Perhaps it was those acrylic gloves that I've been wearing for the past 5 years that caused this unsightly set of itchy bumps. And so, I tested it. I rubbed one hand with the acrylic glove for a few minutes, then wore it on that same hand for about 30 minutes. Nothing. Well, not nothing. The itchy bumps were still there, demanding that I desperately scratch my hands until I could find another bottle of cortizone. Cortizone is pretty useless by the way, unless you have a mosquito bite, which I definitely did not have. No, to the acrylic, no to the almonds/other non-existent food allergies. What else? I had to Web-MD it.


Again, no help except that I started to think that I had a form of cancer that began as itchy bumps on your hands. Mind you, this has been several days of flaringly itchy bumps on my hands that didn't seem to die down. The lone acrylic experiment didn't work, Web-MD failed to diagnose me, and I was starting to think I had a unique case of a new hand disease. Benadryl helped sometimes, but I didn't want to be drugged up all day at work and nodding my head in drowsiness.

Finally, I talked to my parents about it. Granted one is a dentist and prides herself on her excellent medical awareness and research abilities, I probably should have talked to them earlier. They boiled it down to soap and feminine lotions that are too much for my delicate sensitive hands or dryer sheets. More experiments underway, including countless loads in the washing machine and new bars of ivory soap. At long last, we figured it out, and I had to part ways with my dryer sheets. The culprit was hiding behind that veneer of a promise to de-static and perfume my clothing. I felt so betrayed!

Dryer sheets and I had gotten along pretty well over the years, especially after I had learned to do my own laundry. However, my skin and my sanity were my priority. The chemical residue reaction that were the itchy bumps on my hand started to fade after each load of laundry sans dryer sheet and I could finally feel relieved. I have been itch-free ever since, minus the one flare up when I wore a friend's sweater that reeked of dryer sheets (of course I noticed this after I was wearing it for a while).
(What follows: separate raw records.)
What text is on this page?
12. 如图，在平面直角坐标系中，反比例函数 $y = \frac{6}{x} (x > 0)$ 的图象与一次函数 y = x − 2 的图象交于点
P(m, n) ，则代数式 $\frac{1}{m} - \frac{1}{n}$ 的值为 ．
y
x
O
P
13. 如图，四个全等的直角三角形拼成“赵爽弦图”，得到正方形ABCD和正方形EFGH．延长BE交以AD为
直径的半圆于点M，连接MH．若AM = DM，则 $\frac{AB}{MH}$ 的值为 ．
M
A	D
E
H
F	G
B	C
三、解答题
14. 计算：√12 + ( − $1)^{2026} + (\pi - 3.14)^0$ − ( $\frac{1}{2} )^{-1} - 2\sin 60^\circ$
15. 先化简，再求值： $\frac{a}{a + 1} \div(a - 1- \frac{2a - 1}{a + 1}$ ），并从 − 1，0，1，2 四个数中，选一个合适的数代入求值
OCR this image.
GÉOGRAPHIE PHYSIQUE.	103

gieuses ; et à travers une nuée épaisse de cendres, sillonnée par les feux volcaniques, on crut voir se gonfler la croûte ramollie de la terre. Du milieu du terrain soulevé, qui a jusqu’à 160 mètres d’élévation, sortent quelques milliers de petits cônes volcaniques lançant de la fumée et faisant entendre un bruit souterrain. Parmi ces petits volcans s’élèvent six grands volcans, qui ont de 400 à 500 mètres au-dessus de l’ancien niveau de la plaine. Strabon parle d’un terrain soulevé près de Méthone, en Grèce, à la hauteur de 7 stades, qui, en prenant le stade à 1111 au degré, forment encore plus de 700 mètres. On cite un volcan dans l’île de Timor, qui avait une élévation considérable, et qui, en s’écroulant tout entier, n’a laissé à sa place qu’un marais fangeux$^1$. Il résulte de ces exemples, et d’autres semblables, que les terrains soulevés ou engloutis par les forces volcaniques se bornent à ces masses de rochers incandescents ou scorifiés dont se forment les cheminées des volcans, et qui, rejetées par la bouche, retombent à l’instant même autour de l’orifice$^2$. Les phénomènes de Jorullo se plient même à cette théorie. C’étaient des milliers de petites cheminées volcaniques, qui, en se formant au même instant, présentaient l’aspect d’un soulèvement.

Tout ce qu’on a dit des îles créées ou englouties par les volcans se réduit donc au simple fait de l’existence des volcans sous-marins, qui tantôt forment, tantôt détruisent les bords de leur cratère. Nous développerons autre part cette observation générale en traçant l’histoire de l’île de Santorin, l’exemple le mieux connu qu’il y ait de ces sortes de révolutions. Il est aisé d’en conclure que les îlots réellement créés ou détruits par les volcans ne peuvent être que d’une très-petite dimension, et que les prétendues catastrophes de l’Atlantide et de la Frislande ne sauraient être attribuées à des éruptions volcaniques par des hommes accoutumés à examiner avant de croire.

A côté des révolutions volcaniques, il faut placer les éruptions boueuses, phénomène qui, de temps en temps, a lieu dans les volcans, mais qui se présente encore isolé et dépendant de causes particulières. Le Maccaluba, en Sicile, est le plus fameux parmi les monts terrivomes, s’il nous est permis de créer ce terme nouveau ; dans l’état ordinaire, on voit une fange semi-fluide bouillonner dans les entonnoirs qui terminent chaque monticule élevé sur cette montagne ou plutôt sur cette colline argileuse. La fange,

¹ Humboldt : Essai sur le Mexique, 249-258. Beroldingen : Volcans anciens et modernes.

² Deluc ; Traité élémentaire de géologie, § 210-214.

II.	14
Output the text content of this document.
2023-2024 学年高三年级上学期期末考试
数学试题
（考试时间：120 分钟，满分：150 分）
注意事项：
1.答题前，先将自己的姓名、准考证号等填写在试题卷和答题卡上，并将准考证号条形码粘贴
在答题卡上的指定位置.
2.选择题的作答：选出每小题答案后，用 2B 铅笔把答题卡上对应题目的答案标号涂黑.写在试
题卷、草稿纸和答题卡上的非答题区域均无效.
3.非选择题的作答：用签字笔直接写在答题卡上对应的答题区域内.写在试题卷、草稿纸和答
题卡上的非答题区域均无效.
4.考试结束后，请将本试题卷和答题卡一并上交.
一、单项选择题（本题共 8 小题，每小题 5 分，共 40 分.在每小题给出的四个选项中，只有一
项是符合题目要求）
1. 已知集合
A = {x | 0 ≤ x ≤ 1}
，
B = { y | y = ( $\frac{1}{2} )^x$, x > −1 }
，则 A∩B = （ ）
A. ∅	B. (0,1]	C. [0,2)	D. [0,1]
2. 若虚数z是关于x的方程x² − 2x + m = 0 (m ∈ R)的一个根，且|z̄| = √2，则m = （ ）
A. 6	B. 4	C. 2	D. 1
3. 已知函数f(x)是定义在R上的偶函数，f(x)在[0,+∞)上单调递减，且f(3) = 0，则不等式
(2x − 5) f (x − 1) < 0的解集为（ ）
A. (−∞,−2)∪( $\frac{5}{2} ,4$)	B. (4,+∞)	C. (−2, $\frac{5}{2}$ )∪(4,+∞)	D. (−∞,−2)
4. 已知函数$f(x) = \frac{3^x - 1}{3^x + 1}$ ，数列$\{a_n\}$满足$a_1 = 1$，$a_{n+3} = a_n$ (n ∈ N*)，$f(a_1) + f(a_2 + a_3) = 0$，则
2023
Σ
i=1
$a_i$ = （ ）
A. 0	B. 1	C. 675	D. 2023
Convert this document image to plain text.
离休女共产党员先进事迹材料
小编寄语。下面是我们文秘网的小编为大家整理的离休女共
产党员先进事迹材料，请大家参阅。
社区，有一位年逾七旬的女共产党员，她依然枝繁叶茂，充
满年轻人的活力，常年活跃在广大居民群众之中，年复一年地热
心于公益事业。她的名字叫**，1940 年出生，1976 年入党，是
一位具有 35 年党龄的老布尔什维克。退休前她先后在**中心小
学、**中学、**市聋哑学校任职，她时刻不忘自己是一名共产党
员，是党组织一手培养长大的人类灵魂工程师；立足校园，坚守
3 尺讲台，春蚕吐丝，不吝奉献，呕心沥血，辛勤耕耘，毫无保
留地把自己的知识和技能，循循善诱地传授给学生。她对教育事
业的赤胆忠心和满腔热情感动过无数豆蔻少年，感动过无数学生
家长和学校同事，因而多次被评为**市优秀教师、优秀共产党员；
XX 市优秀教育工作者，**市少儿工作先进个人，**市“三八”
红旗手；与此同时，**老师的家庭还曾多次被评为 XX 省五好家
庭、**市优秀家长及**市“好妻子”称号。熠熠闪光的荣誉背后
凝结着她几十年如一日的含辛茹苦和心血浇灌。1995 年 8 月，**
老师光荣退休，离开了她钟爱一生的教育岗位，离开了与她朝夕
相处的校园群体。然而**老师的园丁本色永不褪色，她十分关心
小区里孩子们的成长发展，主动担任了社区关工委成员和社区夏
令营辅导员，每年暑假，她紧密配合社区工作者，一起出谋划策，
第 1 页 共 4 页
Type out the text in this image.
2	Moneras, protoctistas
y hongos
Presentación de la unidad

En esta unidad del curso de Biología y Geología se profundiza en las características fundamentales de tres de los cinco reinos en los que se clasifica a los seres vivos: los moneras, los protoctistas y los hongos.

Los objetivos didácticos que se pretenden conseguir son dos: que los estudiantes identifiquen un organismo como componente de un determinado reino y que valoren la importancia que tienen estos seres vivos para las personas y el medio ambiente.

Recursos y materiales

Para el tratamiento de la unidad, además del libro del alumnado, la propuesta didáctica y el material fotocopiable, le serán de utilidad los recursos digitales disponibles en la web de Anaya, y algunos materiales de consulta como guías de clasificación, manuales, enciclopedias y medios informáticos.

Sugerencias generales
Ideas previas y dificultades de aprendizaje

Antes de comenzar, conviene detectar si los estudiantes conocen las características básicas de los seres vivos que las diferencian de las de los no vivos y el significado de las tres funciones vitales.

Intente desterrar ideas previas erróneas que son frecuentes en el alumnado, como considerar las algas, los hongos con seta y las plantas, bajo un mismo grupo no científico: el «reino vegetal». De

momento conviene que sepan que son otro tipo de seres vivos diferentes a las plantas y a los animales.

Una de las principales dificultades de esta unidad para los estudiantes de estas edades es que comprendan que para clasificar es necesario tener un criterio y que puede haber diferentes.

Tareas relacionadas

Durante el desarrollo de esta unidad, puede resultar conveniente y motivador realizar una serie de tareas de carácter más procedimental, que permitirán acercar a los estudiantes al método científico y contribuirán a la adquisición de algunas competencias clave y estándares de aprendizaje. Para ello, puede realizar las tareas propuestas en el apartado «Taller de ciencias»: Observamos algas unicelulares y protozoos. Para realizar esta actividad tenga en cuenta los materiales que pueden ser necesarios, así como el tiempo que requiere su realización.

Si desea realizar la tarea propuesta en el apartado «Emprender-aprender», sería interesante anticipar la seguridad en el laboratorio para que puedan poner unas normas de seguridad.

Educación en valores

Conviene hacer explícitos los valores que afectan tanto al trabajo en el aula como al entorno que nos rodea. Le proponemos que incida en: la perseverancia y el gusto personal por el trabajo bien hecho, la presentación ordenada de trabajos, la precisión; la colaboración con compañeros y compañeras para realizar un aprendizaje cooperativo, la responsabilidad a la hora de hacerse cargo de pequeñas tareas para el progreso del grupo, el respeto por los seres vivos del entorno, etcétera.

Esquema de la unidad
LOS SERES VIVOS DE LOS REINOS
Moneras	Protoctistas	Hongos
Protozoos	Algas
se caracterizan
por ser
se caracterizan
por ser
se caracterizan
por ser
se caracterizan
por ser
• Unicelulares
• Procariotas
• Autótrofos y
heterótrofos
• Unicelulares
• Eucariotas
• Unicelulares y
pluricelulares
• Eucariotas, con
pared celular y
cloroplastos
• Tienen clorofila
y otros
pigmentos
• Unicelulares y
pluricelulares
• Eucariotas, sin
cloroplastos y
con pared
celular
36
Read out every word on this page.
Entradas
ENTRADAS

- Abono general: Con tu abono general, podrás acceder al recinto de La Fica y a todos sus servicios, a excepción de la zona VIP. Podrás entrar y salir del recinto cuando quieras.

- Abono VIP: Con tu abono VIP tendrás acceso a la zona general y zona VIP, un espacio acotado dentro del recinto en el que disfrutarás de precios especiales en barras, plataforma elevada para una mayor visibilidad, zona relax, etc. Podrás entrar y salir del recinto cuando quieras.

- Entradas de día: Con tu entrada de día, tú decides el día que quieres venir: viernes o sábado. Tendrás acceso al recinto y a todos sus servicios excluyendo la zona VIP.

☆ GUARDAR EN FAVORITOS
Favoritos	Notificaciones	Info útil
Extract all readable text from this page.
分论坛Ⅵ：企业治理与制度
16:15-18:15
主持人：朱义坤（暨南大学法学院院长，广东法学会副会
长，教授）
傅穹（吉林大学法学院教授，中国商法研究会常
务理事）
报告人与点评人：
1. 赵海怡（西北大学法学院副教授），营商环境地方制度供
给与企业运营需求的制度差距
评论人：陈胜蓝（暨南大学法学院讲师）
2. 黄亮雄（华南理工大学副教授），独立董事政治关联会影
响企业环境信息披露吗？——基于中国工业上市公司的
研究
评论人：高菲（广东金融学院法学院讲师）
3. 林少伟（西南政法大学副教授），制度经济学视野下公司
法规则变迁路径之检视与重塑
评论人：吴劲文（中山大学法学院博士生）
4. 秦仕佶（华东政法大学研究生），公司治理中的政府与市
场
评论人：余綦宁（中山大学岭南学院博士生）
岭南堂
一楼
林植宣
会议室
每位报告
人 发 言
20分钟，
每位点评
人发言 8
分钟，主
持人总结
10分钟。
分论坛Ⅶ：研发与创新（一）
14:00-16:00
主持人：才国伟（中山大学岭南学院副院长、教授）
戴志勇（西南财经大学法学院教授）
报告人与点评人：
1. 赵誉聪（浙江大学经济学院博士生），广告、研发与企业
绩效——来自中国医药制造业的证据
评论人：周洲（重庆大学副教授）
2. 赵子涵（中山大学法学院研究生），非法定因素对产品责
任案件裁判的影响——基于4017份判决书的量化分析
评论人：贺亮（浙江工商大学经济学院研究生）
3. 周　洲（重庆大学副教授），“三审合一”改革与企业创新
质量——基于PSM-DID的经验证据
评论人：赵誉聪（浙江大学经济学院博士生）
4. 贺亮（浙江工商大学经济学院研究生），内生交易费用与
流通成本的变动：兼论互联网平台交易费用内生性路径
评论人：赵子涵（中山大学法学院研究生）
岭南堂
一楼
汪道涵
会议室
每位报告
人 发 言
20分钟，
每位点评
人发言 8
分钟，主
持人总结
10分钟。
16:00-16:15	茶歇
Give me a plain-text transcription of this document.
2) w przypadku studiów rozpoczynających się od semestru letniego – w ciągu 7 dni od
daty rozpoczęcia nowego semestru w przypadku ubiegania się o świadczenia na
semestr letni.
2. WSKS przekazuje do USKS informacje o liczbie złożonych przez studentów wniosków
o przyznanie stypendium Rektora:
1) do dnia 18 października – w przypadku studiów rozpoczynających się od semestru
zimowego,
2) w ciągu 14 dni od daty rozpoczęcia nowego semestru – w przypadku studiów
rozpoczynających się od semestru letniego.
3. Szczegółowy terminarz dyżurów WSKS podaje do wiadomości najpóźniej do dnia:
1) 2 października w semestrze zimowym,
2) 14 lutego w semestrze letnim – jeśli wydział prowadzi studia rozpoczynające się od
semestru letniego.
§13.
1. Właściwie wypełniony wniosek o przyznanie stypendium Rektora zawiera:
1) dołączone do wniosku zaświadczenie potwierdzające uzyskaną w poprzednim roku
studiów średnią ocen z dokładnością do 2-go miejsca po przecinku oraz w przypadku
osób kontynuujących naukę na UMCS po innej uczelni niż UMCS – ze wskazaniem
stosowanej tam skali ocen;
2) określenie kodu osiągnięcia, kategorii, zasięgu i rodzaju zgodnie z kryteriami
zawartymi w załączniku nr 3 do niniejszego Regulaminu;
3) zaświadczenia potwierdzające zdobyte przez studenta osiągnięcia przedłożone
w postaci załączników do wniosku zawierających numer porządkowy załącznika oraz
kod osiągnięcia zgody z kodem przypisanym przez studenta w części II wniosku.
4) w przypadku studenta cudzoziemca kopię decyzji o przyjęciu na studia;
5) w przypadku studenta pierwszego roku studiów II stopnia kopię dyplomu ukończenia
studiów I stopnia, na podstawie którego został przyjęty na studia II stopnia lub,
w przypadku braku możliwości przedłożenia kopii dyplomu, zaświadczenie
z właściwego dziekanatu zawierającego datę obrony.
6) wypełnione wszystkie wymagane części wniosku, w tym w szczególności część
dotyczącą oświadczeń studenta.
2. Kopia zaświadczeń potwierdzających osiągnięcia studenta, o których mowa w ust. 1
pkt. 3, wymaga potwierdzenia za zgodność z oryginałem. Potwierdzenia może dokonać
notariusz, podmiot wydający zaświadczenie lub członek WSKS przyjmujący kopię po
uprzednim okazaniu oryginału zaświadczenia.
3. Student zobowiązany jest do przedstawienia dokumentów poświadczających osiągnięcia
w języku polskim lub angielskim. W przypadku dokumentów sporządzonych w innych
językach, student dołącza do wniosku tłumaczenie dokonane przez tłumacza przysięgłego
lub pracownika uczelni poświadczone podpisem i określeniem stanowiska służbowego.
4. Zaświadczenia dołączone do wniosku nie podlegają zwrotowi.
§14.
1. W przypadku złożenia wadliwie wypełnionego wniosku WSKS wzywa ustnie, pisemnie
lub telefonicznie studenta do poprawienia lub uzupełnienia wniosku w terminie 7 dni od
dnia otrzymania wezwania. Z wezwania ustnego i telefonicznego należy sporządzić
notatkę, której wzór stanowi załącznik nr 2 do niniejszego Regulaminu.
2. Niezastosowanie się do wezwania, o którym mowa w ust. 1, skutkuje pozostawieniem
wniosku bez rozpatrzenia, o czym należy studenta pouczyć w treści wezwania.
I have looked into alternatives like "natural" dryer sheets and feel a little cautious as to trying them. One wrong step and I could be five ways to Benadryl-Cortizone land. I hope the old washcloth and conditioner remedy works like the housewives say they do. Maybe they've all encountered the same scenario as me, forgot to write about it in Web-MD, and discovered a magical solution. I'm crossing my fingers and praying it comes in a bottle labeled 7th generation or Sun & Earth.

In the meantime, I have sworn off an old friend. Goodbye dryer sheets!